The novel contribution — #[AiSafe] attribute pattern: The biggest risk in connecting an LLM to your database isn’t SQL injection (parameterized queries handle that). It’s schema exposure — the AI needs to see your table structure to write SQL, but dumping the full schema exposes passwords, tokens, PII, and internal fields in the prompt. The #[AiSafe] PHP attribute solves this: only fields explicitly marked with the attribute are visible to the AI. Unmarked fields don’t exist as far as the LLM is concerned. It’s opt-in exposure, not opt-out hiding — the safe default is invisible.
The full pipeline:
- User picks an industry dataset and types a question in plain English
- Schema extraction dynamically reads Doctrine entity metadata, filtering to only
#[AiSafe]fields - Schema + question are sent to GPT-4o-mini with prompt engineering that enforces column naming conventions per visualization type (so results map cleanly to ECharts)
- Response is sanitized (handles markdown fences, various GPT response formats) and parsed as JSON
- Chart type is validated against a server-side whitelist (6 allowed types)
- Parameterized SQL executes via Doctrine (no raw string concatenation)

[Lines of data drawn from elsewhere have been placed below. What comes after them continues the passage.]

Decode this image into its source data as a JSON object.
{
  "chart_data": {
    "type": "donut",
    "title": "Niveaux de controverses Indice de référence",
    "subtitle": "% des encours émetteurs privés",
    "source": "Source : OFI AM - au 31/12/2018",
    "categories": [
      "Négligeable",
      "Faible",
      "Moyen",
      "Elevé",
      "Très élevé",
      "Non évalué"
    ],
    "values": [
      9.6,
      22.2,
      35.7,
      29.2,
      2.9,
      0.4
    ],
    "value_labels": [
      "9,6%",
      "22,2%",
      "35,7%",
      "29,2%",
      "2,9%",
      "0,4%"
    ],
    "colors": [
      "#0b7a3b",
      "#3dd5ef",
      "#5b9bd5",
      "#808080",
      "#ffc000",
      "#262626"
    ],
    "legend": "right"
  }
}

- Results render as bar, line, pie, gauge, KPI metric, or data table — with the generated SQL displayed below for full transparency
Architecture highlights:
- Service-oriented pipeline — NLQProcessorService orchestrates, SchemaExtractorService handles dynamic Doctrine metadata introspection, clean separation between AI orchestration and presentation
- Multi-dataset architecture — 5 industry domains with 17 total entities, each with realistic seeded data featuring seasonality patterns, day-of-week weighting, and popularity distributions. Users pick a dataset and the schema extraction scopes to that domain automatically.
- Cost tracking — CostTrackingService enforces a daily API budget with a friendly rate-limit message when the cap is hit. Shows production-readiness thinking — you can’t put an open LLM endpoint on the internet without guardrails.
- Chart type intelligence — prompt engineering instructs the LLM to select visualization type based on the question’s nature, with enforced column naming conventions so the frontend doesn’t need to guess at data mapping
Tech stack: Symfony 7.2, PHP 8.2+, Doctrine ORM 3.3, OpenAI GPT-4o-mini, ECharts, Bootstrap 5, Docker, Apache.